Bei den Steinkäuzen ist diese Fähigkeit durch den keinen Gesichtsschleier weniger stark ausgeprägt als z.B. bei der Schleiereule oder dem Waldkauz. Das sehr spezielle und weiche Gefieder sowie der Federkamm auf der Vorderkanne der Schwingen ermöglichen einen lautlosen Gleitflug. Auf diese Weise können die Maus oder ein keiner Singvogel die anfliegende Gefahr nicht kommen hören und bemerken diesen Jäger erst, wenn es schon zu spät ist. Dies aber auch nicht lang, denn der Steinkauz ist, wie die alle anderen Vertreten seiner Art, ein Grifftöter. Er tötet seine Beute meist schon beim ersten Griff mit seinen kräftigen Fängen und den langen und spitzen Krallen an jeder der vier Zehen. Das Ganze ist Instinkt-gesteuert und die Eule drückt so lange fester zu, bis sich die Beute in den Fängen nicht mehr bewegt. Tut sie es dennoch, wird mit dem Schnabel getötet.

Der Steinkauz ernährt sich jedoch nicht nur von Mäusen und kleinen Singvögeln – wobei letztere eher selten sind und zur Not auch bis zur Amselgröße geschlagen werden können. Auf seiner Speisekarte stehen auch viele Insekten wie Käfer, Nachtfalter, Grillen und Regenwürmern. Hin und wieder ist auch ein Frosch dabei. Die verschiedenen Höhlen in seinem Revier werden auch gerne als Depot für die Beute (Singvögeln und Mäusen) genutzt um auch bei schlechter Witterung etwas zu Fressen zu haben.

Trotz der immensen ‚Sonderausstattung‘, welche diese Eule von der Natur zum Überleben erhalten hat, hat es dieser Vogel wahrlich nicht leicht. Sein Habitus ist ein ganz spezieller, nämlich offene Kulturlandschaften mit niedriger Vegetation und – am idealsten – eine trockene Höhle in einem Baum, einer alten Scheune, Ruine, oder Mauerwerk in denen er sich verstecken und auch seinen Nachwuchs aufziehen kann.

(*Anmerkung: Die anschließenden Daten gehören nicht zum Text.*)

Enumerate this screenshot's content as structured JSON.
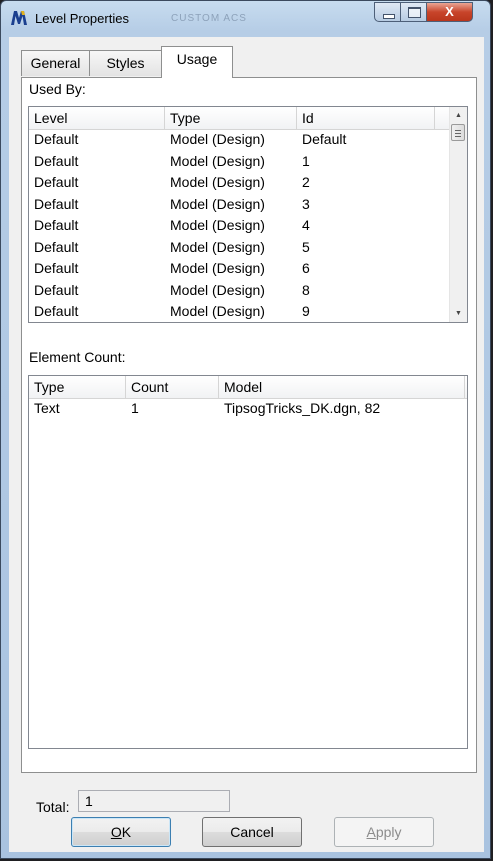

Der Steinkauz ist ein Höhlenbrüter und gibt sich sogar mit der primitivsten Höhle zufrieden. Aber durch den verstärkten Rückbau von Weideflächen und Streuobstbeständen, dem Abdichten von alten Scheunen, Ställen und Geräteschuppen sowie dem massenhaften Einsatz von Pestiziden fehlt es oft entweder an Nahrung (Insekten, Mäuse und Vögel) oder an geeigneten Nistmöglichkeiten. Letzterem Problem kann zum Glück mit künstlichem Ersatz entgegengewirkt werden.

Der Erste neue Prototyp dieser Art hatten diese beiden Käuze bekommen – obwohl die beiden erfolgreich in einer natürlichen Behausung ihre Jungen aufgezogen hatten, wechselten die Beiden noch im gleichen Frühling in den frisch montierten Nistkasten und zogen dort gleich doppelt so viele Jungvögel groß, wie im Jahr zuvor.

Seit einiger Zeit steht dies auch unter einer Art Dauerbeobachtung um neue Erkenntnisse und Einblicke zu erhalten und auch um neues zu probieren, wie ein Marderschutz am Baum, der den Marder und andere Vierbeiner davon abhält zum Kasten zu gelangen. In einem anderen Blog wird drüber auch regelmäßig berichtet.

Die höchste Auszeichnung für einen Naturfotografen ist es, wenn das Motiv vor der Kamera sorglos einschläft.